Erstmals seit Schaffung von Einheiten der vorgeplanten überörtlichen Hilfe waren diese sogenannten Bereitschaften so stark in das Einsatzgeschehen eingebunden, dass landesweit keine vorgeplanten Bereitschaftsreserven mehr verfügbar waren. Eine so starke Bindung dieser überörtlichen Kräfte hatten zuvor auch die erfahrensten Einsatzkräfte nicht erlebt.
Entsprechend groß waren die Einsatzerfahrungen und Erkenntnisse durch diese ungewöhnliche Einsatzlage. Daher haben der Verband der Feuerwehren in NRW (VdF NRW), die Arbeitsgemeinschaft der Leiter der Berufsfeuerwehren in NRW (AGBF NRW) und die Arbeitsgemeinschaft der Leiter hauptamtlicher Feuerwachen in NRW (AGHF NRW) eine komprimierte Zusammenfassung erkannter Handlungsbedarfe im Katastrophenschutz erarbeitet und schon zu Beginn des vierten Quartals 2021 unter dem Titel Katastrophenschutz in Nordrhein-Westfalen – Vorschläge für eine Weiterentwicklung veröffentlicht. In dieses Aufgabenheft sind zahlreiche Erfahrungen eingeflossen, die insbesondere während der Hochwasserlage 2021 gewonnen wurden. Ebenso sind bekannte Hinweise auf notwendige Weiterentwicklungen enthalten, die zwar nicht neu sind, sich jedoch in der Starkregenlage 2021 vollumfänglich bestätigt haben.

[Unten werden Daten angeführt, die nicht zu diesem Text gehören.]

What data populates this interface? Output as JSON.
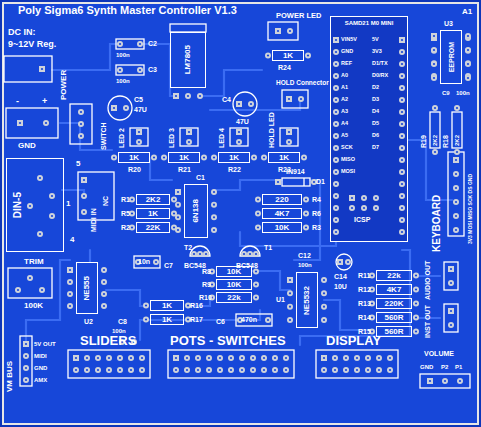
{
  "diagram": {
    "title": "Poly Sigma6 Synth Master Controller V1.3",
    "nodes": [
      {
        "text": [
          "LM7805"
        ]
      },
      {
        "text": [
          "1K"
        ]
      },
      {
        "text": [
          "1K"
        ]
      },
      {
        "text": [
          "1K"
        ]
      },
      {
        "text": [
          "1K"
        ]
      },
      {
        "text": [
          "1K"
        ]
      },
      {
        "text": [
          "DIN-5"
        ]
      },
      {
        "text": [
          "6N138"
        ]
      },
      {
        "text": [
          "2K2"
        ]
      },
      {
        "text": [
          "1K"
        ]
      },
      {
        "text": [
          "22K"
        ]
      },
      {
        "text": [
          "220"
        ]
      },
      {
        "text": [
          "4K7"
        ]
      },
      {
        "text": [
          "10K"
        ]
      },
      {
        "text": [
          "NE555"
        ]
      },
      {
        "text": [
          "1K"
        ]
      },
      {
        "text": [
          "1K"
        ]
      },
      {
        "text": [
          "10K"
        ]
      },
      {
        "text": [
          "10K"
        ]
      },
      {
        "text": [
          "22k"
        ]
      },
      {
        "text": [
          "NE5532"
        ]
      },
      {
        "text": [
          "22k"
        ]
      },
      {
        "text": [
          "4K7"
        ]
      },
      {
        "text": [
          "220K"
        ]
      },
      {
        "text": [
          "560R"
        ]
      },
      {
        "text": [
          "560R"
        ]
      },
      {
        "text": [
          "SAMD21 M0 MINI"
        ]
      },
      {
        "text": [
          "EEPROM"
        ]
      }
    ],
    "labels": [
      "DC IN:",
      "9~12V Reg.",
      "POWER",
      "C2",
      "100n",
      "C3",
      "100n",
      "POWER LED",
      "R24",
      "A1",
      "U3",
      "C9",
      "100n",
      "C5",
      "47U",
      "C4",
      "47U",
      "HOLD Connector",
      "-",
      "+",
      "GND",
      "SWITCH",
      "LED 2",
      "LED 3",
      "LED 4",
      "HOLD LED",
      "R20",
      "R21",
      "R22",
      "R23",
      "5",
      "1",
      "4",
      "MIDI IN",
      "NC",
      "R1",
      "R5",
      "R2",
      "C1",
      "IN914",
      "D1",
      "R4",
      "R6",
      "R3",
      "T2",
      "T1",
      "BC548",
      "BC548",
      "10n",
      "C7",
      "TRIM",
      "100K",
      "U2",
      "R16",
      "R17",
      "R8",
      "R9",
      "R10",
      "C8",
      "100n",
      "C6",
      "470n",
      "C12",
      "100n",
      "U1",
      "C14",
      "10U",
      "R11",
      "R12",
      "R13",
      "R14",
      "R15",
      "INST OUT",
      "AUDIO OUT",
      "VOLUME",
      "GND",
      "P2",
      "P1",
      "VM BUS",
      "5V OUT",
      "MIDI",
      "GND",
      "AMX",
      "SLIDERS",
      "POTS - SWITCHES",
      "DISPLAY",
      "KEYBOARD",
      "3V3 MOSI MISO SCK DS GND",
      "R19",
      "2K2",
      "R18",
      "2K2",
      "ICSP",
      "VIN5V",
      "GND",
      "REF",
      "A0",
      "A1",
      "A2",
      "A3",
      "A4",
      "A5",
      "SCK",
      "MISO",
      "MOSI",
      "5V",
      "3V3",
      "D1/TX",
      "D0/RX",
      "D2",
      "D3",
      "D4",
      "D5",
      "D6",
      "D7"
    ]
  }
}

Mehr Engagement des Landes erforderlich
Insbesondere hinsichtlich der Koordinierung von Katastrophenlagen auf Landesebene und der Zuarbeit des Landes zu den Kreisen und kreisfreien Städten als Unteren Katastrophenschutzbehörden ist deutlicher Verbesserungsbedarf gegeben. So wird unter anderem eine Kompetenz-Zentrale Katastrophenschutz auf Landesebene vorgeschlagen. Diese soll, so der Vorschlag, insbesondere relevante Informationen von europäischen und Bundesbehörden sowie aus verschiedenen Ressorts und Ämtern des Landes filtern und in für die Unteren Katastrophenschutzbehörden geeigneter Weise aufbereiten. Damit könnte die Informations- und Entscheidungslage für die kommunale Ebene deutlich verbessert werden und die Leitstellen, in ihrer Funktion als Meldeköpfe, werden in die Lage versetzt, bereits fachlich vorbewertete Information weiterleiten zu können. Gleichzeitig würde durch eine solche Bündelung beim Land sichergestellt, dass das dort tätige Personal umfangreiche Erfahrungswerte erwerben und in die Bewertung der Informationen einfließen lassen kann. So heißt es in dem Strategiepapier unter anderem: „Die durch Landes- und Bundesbehörden sowie auf europäischer Ebene verfügbaren katastrophenschutzrelevanten Informationen bedürfen einer ressortunabhängigen Vernetzung und einer für die Einsatzleitungen aller Ebenen geeigneten Bewertung, z. B. meteorologische, hydrologische oder geologische Daten.“
Darüber hinaus ist eine Stärkung der Koordinierungsfunktionen im Katastrophenschutz durch das Land erforderlich. Bei sich über mehrere Gebietskörperschaften erstreckenden Schadenslagen ist eine Aktivierung des Krisenstabes der Landesregierung unverzichtbar. Die Geschäftsordnung des Krisenstabes der Landesregierung sowie die in § 5 Abs. 2 BHKG normierte Verortung des Krisenstabes der Landesregierung bei dem für Inneres zuständigen Ministerium sollten dahingehend überprüft werden, dass eine ressortübergreifende Akzeptanz dieses Führungsinstrumentes nicht in Frage gestellt wird. Spätestens beim Einsatz von Einheiten, die einen landesweiten Koordinierungsbedarf mit sich bringen, ist daneben die Installation einer Einsatzleitung auf Landesebene unabdingbar. Diese Einsatzleitung ist analog zu den Regelungen in Kreisen und kreisfreien Städten unabhängig vom Krisenstab der Landesregierung zu unterhalten. Wünschenswert ist die gleichberechtigte Zusammenarbeit beider Einrichtungen unter der Gesamtverantwortung des Ministerpräsidenten.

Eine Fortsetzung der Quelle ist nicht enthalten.